El énfasis de estas afirmaciones haría suponer que los palabras del ministro Cabrera sobre los empresarios (“Hay que dejar de llorar, solucionar problemas y no decir estupideces”) fueron dichas no solo con el apoyo posterior de Macri sino con su OK previo, explícito o tácito.
 
Panadero. El malestar oficialista contra los empresarios que no defienden el modelo ni invierten lo esperado, parece un revival de la frase de aquel ministro de Economía de Alfonsín que se quejaba de ellos: “Les hablo con el corazón y me contestan con el bolsillo”.

Pero el objetivo último de los hombres de negocios es justamente su bolsillo. Adam Smith los comprendió bien. No es por su generosidad que se promueve el desarrollo sino por su egoísmo. Es en el afán de ganar más, que invertirán más, darán más trabajo (obtendrán más plusvalía, diría Marx) y reinvertirán para multiplicar sus ingresos.

Milton Friedman ejemplificaba ese gen utilitarista: “No existe tal cosa como un almuerzo gratis”.

En La Riqueza de las Naciones, Smith decía: “No es la benevolencia del panadero la que lo lleva a procurarnos nuestra comida, sino el cuidado que presta a sus intereses”. Como profesor de Etica y autor de La teoría de los sentimientos morales, Smith veía el costado moralista de ese egoísmo: el afán de ganar más implica la necesidad de interactuar, escuchar y comprender al otro. Si interpreta bien, el panadero sabrá cómo hacer el producto que más le guste al otro. Y el otro, por esa satisfacción, volverá a comprar su pan.

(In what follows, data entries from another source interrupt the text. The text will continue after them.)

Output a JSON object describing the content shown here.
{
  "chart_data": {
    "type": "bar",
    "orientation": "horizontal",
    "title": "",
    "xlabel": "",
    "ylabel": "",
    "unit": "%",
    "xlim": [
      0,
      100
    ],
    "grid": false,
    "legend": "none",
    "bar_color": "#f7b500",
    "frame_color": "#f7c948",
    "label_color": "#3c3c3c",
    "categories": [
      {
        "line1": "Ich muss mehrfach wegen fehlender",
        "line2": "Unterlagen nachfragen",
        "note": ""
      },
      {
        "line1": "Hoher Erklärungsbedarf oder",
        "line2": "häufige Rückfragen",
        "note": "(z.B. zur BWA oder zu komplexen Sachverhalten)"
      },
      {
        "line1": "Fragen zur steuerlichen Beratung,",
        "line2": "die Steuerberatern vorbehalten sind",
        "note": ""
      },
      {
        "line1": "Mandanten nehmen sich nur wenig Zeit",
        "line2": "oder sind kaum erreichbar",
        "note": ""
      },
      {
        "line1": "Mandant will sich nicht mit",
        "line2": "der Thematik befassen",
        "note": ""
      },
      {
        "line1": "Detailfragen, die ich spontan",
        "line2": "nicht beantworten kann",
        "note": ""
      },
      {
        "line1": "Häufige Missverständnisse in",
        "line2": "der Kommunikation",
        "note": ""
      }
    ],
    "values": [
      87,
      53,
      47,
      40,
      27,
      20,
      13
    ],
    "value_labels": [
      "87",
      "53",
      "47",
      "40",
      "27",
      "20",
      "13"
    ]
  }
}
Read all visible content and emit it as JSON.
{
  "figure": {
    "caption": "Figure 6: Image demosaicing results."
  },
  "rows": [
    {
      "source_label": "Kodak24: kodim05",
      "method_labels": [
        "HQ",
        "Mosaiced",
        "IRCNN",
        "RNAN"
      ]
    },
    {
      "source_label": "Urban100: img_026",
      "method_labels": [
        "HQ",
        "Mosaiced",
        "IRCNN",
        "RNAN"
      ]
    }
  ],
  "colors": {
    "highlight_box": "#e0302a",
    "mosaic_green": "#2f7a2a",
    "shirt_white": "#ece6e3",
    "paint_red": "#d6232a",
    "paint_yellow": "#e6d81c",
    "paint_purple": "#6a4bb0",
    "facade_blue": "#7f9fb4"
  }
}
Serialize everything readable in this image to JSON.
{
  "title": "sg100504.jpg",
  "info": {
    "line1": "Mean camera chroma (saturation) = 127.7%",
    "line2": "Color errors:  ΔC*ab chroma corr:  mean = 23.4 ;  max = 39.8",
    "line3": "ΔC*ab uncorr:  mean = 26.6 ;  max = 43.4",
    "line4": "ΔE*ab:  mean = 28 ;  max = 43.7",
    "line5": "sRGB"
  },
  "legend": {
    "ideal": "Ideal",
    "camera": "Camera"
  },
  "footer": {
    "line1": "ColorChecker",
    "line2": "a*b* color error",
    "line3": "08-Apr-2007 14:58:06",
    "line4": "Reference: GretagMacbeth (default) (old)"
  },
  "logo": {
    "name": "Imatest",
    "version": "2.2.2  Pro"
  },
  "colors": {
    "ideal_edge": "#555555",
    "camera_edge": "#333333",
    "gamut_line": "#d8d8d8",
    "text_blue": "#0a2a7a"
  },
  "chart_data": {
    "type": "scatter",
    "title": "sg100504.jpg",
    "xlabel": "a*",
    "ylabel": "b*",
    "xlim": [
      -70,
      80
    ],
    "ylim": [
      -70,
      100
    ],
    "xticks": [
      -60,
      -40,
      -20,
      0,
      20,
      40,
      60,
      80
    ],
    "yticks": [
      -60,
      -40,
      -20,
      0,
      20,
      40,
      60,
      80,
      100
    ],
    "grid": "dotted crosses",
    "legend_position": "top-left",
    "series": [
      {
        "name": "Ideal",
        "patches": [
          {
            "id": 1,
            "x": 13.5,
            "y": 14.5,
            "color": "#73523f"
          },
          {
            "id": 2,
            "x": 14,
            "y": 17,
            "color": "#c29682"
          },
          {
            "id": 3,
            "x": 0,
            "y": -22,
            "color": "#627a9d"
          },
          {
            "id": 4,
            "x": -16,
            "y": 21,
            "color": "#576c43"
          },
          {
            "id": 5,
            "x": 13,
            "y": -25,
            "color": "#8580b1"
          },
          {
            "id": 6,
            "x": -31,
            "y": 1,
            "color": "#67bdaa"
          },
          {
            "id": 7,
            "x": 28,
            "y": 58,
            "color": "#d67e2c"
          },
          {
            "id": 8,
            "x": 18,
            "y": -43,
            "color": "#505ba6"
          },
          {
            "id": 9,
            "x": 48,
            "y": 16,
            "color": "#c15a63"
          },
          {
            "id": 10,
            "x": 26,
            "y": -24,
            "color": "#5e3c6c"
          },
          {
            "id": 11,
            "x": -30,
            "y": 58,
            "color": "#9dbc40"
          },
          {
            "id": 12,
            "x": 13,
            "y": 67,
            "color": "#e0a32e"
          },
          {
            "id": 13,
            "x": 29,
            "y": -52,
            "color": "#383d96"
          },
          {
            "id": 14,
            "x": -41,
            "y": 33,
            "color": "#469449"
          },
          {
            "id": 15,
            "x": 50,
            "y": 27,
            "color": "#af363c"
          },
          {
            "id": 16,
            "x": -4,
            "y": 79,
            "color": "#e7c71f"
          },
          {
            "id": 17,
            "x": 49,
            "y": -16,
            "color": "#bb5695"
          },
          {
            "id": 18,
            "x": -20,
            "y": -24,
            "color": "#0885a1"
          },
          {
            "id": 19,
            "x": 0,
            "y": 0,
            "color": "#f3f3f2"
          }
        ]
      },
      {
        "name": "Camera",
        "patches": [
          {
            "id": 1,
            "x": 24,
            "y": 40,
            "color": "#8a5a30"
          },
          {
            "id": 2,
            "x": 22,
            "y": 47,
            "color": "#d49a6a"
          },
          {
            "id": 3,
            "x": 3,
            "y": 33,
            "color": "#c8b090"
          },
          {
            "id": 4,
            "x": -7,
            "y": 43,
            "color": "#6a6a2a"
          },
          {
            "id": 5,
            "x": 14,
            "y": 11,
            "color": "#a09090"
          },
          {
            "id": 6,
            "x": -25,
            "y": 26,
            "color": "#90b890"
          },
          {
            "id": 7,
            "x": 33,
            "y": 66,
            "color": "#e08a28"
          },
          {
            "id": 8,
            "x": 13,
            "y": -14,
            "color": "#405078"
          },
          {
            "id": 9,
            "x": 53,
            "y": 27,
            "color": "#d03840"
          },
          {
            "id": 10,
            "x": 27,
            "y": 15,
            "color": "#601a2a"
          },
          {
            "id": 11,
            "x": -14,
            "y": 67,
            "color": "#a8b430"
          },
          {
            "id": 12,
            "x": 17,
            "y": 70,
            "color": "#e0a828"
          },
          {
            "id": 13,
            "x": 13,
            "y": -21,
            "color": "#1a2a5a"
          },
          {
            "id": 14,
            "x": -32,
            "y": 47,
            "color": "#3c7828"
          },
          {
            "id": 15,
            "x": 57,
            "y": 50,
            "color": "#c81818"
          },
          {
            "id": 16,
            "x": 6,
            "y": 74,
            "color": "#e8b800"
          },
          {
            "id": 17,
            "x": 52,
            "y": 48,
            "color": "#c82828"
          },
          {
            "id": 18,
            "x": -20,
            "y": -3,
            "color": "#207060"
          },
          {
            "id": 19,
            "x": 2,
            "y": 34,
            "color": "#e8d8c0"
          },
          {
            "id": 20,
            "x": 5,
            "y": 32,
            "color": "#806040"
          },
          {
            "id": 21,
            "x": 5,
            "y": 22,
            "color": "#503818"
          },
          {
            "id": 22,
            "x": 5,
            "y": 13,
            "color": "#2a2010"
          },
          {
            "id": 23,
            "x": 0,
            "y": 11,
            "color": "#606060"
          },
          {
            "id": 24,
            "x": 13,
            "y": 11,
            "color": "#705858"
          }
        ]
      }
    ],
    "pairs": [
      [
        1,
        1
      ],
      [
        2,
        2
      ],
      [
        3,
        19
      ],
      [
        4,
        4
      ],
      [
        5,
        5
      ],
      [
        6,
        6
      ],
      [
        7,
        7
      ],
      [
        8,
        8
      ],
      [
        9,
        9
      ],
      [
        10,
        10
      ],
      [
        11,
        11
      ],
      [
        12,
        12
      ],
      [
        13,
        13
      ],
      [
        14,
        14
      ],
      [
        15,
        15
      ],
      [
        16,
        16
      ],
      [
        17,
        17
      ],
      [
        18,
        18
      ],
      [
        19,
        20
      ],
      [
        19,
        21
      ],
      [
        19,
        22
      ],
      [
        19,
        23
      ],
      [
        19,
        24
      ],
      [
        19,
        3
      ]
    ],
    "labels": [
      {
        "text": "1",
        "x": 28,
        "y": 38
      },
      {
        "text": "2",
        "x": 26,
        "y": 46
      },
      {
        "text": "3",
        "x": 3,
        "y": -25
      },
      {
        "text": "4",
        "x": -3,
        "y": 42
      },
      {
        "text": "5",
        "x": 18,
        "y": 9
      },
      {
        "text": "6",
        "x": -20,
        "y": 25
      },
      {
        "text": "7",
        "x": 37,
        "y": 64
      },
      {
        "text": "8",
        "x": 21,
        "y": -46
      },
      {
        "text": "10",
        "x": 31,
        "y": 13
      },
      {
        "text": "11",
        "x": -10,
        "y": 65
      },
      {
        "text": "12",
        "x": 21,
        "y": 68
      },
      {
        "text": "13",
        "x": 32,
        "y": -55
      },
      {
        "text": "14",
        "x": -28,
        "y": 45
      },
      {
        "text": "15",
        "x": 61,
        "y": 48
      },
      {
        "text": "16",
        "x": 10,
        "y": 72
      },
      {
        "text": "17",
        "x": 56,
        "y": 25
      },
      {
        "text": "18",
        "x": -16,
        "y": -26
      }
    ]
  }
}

Macri tiene razón: ciertos empresarios están acostumbrados a negociar y ser cómplices de funcionarios corruptos. Y tiene razón en suponer que apoyaron a Scioli para mantener ese sistema. Lo sabe porque los conoce y porque su propio padre hizo su fortuna lidiando y apostando por cada gobierno, incluidos los K.

Pero estos “panaderos” del círculo rojo local no tienen nada personal con Macri. Son pragmáticos. La encuesta del Coloquio de IDEA de octubre, indicaba que el nivel de optimismo de ese sector era el más alto de los últimos 22 años. Solo que lo que vino después los asustó, en especial el cambio de metas inflacionarias de fin de año y la incertidumbre posterior de la economía.

No van a invertir por altruismo. Lo harán cuando crean que están dadas las condiciones para que el capital que arriesguen les brindará el mayor beneficio posible. Entonces no necesitarán que nadie los rete para invertir.